Over one million citizens of Kazakhstan have tested positive for Covid-19 since March 2020. With the delivery of the Russian Sputnik-V vaccine in February and development of a Kazakh vaccination QVac, 41.5% of the population are now fully vaccinated. Nonetheless many people remain vaccine hesitant, with disinformation and misinformation circulating about the virus and vaccine in the Kazakh media.

On December 13, 2021, The Critical Mass (TCM) released a new research report, “Contaminated Trust: Public Health Disinformation and Its Societal Impacts in Georgia, Kazakhstan and Ukraine,” which provides front-line perspectives on how medical disinformation impacts healthcare decision-making in Georgia, Kazakhstan, and Ukraine. The Critical Mass, with support from the U.S. Department of State Global Engagement Center, used a mixed-methods research design consisting of a literature review, media diaries, in-depth interviews, and online-media content analysis. They conducted in-depth interviews with media, medical, and civil society leaders about the professional and personal impacts perpetrated by a variety of disinformation disseminators. Some of these are associated with the Russian government and others as affiliated with anti-Western or anti-liberal political, economic, and commercial interests. The team presented preliminary findings from this report at a webinar hosted by the Oxus Society in June.

Analysis of expert interviews, media content analysis, and media diaries from participants in TCM’s study found that political infighting and lack of access to trustworthy information drive citizens to seek out non-traditional media sources, social media, and other closed networking groups on platforms such as Facebook, YouTube, Instagram, Telegram, and WhatsApp.

The report finds that news from the traditional media is highly technical. As a result, misinformation and disinformation messages using simple language are more broadly consumed and shared. “It takes too long to get a reaction from the Ministry of Health, and while they take their time to react, alternative sources of information emerge. If they do not react at all, rumors start to spread. Rumors also prevail in social networks. There is a rule, that if a rumor is confirmed by ten people, it becomes an axiom,” stated one expert. Most experts in Kazakhstan do not believe inaccurate messaging is intentional. But the lack of editorial oversight and fact-checking results in the dissemination of fake news about the virus and vaccine.

This is not just about spreading false information. Such information further undermines trust in a public health system that people already lack faith in due to systematic corruption. With such low levels of trust in healthcare workers, experts reported misinformation has caused a rise in dangerous self-treatments.

What Can be Done?

The report points to a number of ways different stakeholders can address this. experts recommended setting up a single platform with representatives of public health institutions, where an open dialogue could exist between citizens, journalists, and experts. The government should design evidence-based, easy-to-understand public information campaigns about the pandemic. These could complement the existing vaccine chatbot launched by the Red Cross in February.

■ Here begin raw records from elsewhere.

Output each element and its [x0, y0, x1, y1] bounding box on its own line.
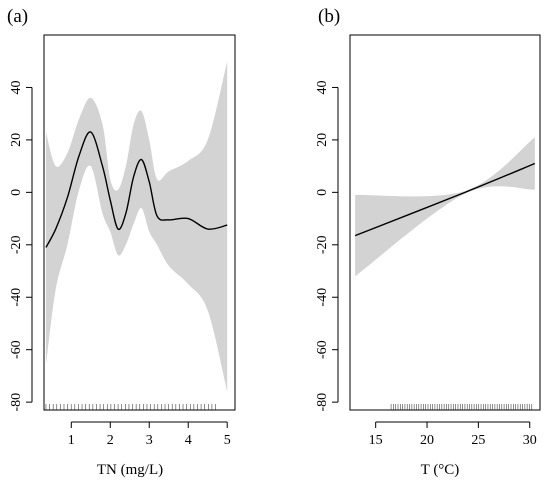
x-tick-label: 1 — [68, 433, 75, 448]
x-tick-label: 3 — [146, 433, 153, 448]
plot-frame-a — [43, 34, 236, 411]
y-tick-label: 40 — [315, 80, 330, 94]
x-axis-title-a: TN (mg/L) — [97, 462, 163, 478]
y-tick-label: 20 — [315, 133, 330, 147]
y-tick-label: -60 — [9, 340, 24, 359]
y-tick-label: -40 — [9, 288, 24, 307]
y-tick-label: -60 — [315, 340, 330, 359]
x-tick-label: 25 — [471, 433, 485, 448]
x-axis-b: 15 20 25 30 — [369, 421, 537, 448]
y-tick-label: -80 — [315, 393, 330, 412]
y-tick-label: 0 — [9, 189, 24, 196]
x-tick-label: 2 — [107, 433, 114, 448]
plot-frame-b — [349, 34, 541, 411]
panel-a: (a) 1 2 3 4 5 -80 -60 -40 -20 0 20 40 TN (mg/L) — [7, 6, 236, 478]
x-tick-label: 15 — [369, 433, 383, 448]
x-tick-label: 4 — [185, 433, 192, 448]
panel-b: (b) 15 20 25 30 -80 -60 -40 -20 0 20 40 T (°C) — [315, 6, 541, 478]
y-tick-label: -40 — [315, 288, 330, 307]
smooth-curve-a — [45, 131, 228, 248]
rug-marks-b — [390, 404, 533, 410]
y-tick-label: 40 — [9, 80, 24, 94]
x-axis-a: 1 2 3 4 5 — [68, 421, 231, 448]
y-tick-label: 0 — [315, 189, 330, 196]
x-tick-label: 20 — [420, 433, 434, 448]
confidence-band-a — [45, 61, 228, 392]
x-tick-label: 5 — [224, 433, 231, 448]
rug-marks-a — [45, 404, 216, 410]
panel-b-label: (b) — [318, 6, 340, 27]
confidence-band-b — [355, 137, 535, 277]
x-tick-label: 30 — [523, 433, 537, 448]
y-tick-label: -20 — [9, 235, 24, 254]
y-axis-b: -80 -60 -40 -20 0 20 40 — [315, 80, 339, 412]
y-tick-label: -80 — [9, 393, 24, 412]
x-axis-title-b: T (°C) — [421, 462, 460, 478]
smooth-curve-b — [354, 162, 536, 237]
y-axis-a: -80 -60 -40 -20 0 20 40 — [9, 80, 33, 412]
panel-a-label: (a) — [7, 6, 28, 27]
y-tick-label: -20 — [315, 235, 330, 254]
y-tick-label: 20 — [9, 133, 24, 147]
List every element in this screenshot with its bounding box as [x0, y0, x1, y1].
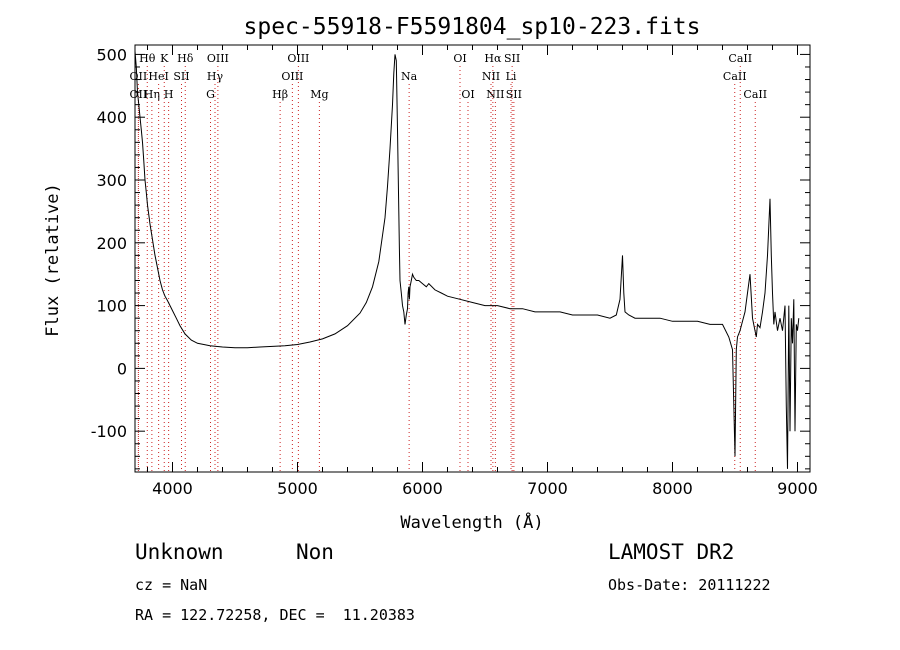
- line-marker-label: Na: [401, 70, 418, 83]
- line-marker-label: Li: [506, 70, 517, 83]
- line-marker-label: HeI: [148, 70, 168, 83]
- line-marker-label: OIII: [207, 52, 229, 65]
- line-marker-label: Hθ: [139, 52, 156, 65]
- coordinates: RA = 122.72258, DEC = 11.20383: [135, 606, 415, 624]
- redshift-cz: cz = NaN: [135, 576, 208, 594]
- line-marker-label: G: [206, 88, 215, 101]
- x-axis-label: Wavelength (Å): [400, 511, 543, 533]
- line-marker-label: OI: [453, 52, 466, 65]
- y-tick-label: 400: [96, 108, 127, 127]
- line-marker-label: Hγ: [207, 70, 224, 83]
- y-tick-label: 300: [96, 171, 127, 190]
- x-tick-label: 6000: [402, 479, 443, 498]
- x-tick-label: 8000: [652, 479, 693, 498]
- y-tick-label: 200: [96, 234, 127, 253]
- x-tick-label: 5000: [277, 479, 318, 498]
- line-marker-label: OII: [130, 88, 148, 101]
- chart-title: spec-55918-F5591804_sp10-223.fits: [244, 14, 701, 40]
- y-tick-label: 0: [117, 359, 127, 378]
- line-marker-label: SII: [506, 88, 522, 101]
- obs-date: Obs-Date: 20111222: [608, 576, 771, 594]
- line-marker-label: Mg: [310, 88, 328, 101]
- line-marker-label: NII: [486, 88, 504, 101]
- line-marker-label: SII: [173, 70, 189, 83]
- line-marker-label: Hδ: [177, 52, 194, 65]
- line-marker-label: Hβ: [272, 88, 288, 101]
- line-marker-label: K: [160, 52, 169, 65]
- line-marker-label: CaII: [728, 52, 752, 65]
- object-subclass: Non: [296, 540, 334, 564]
- axes: 4000 5000 6000 7000 8000 9000 -100 0 100 200 300 40…: [91, 45, 818, 498]
- line-marker-label: Hα: [484, 52, 502, 65]
- line-marker-label: NII: [482, 70, 500, 83]
- spectrum-series-line: [134, 51, 800, 469]
- line-marker-label: SII: [504, 52, 520, 65]
- y-tick-label: -100: [91, 422, 127, 441]
- y-tick-label: 100: [96, 297, 127, 316]
- line-marker-label: CaII: [723, 70, 747, 83]
- x-tick-label: 9000: [777, 479, 818, 498]
- line-marker-label: OI: [461, 88, 474, 101]
- line-marker-label: OIII: [287, 52, 309, 65]
- line-marker-label: OII: [130, 70, 148, 83]
- y-tick-label: 500: [96, 45, 127, 64]
- line-marker-label: OIII: [281, 70, 303, 83]
- plot-frame: [134, 44, 811, 473]
- object-class: Unknown: [135, 540, 224, 564]
- line-marker-label: CaII: [743, 88, 767, 101]
- x-tick-label: 4000: [152, 479, 193, 498]
- x-tick-label: 7000: [527, 479, 568, 498]
- line-marker-label: H: [164, 88, 174, 101]
- line-marker-label: Hη: [144, 88, 160, 101]
- y-axis-label: Flux (relative): [43, 183, 63, 337]
- survey-name: LAMOST DR2: [608, 540, 735, 564]
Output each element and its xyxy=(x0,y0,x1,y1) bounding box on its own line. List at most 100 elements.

The government should also take steps to support the embattled public health sector. Experts also recommended the Ministry of Healthcare establish programs for regional medical associations to coordinate with physicians through continuing medical education programs. Better pay and working conditions would help retain more healthcare workers and reduce incentives for corruption. The report suggests that greater efforts could be made in the public health sector to increase transparency. These include documenting and publicizing the research and development process of various technologies, which would build faith in the scientific rigor behind treatments and vaccines. Together, these measures could reduce the spread of misinformation and lead to lower levels of vaccine hesitancy. This will be crucial as the winter months set in.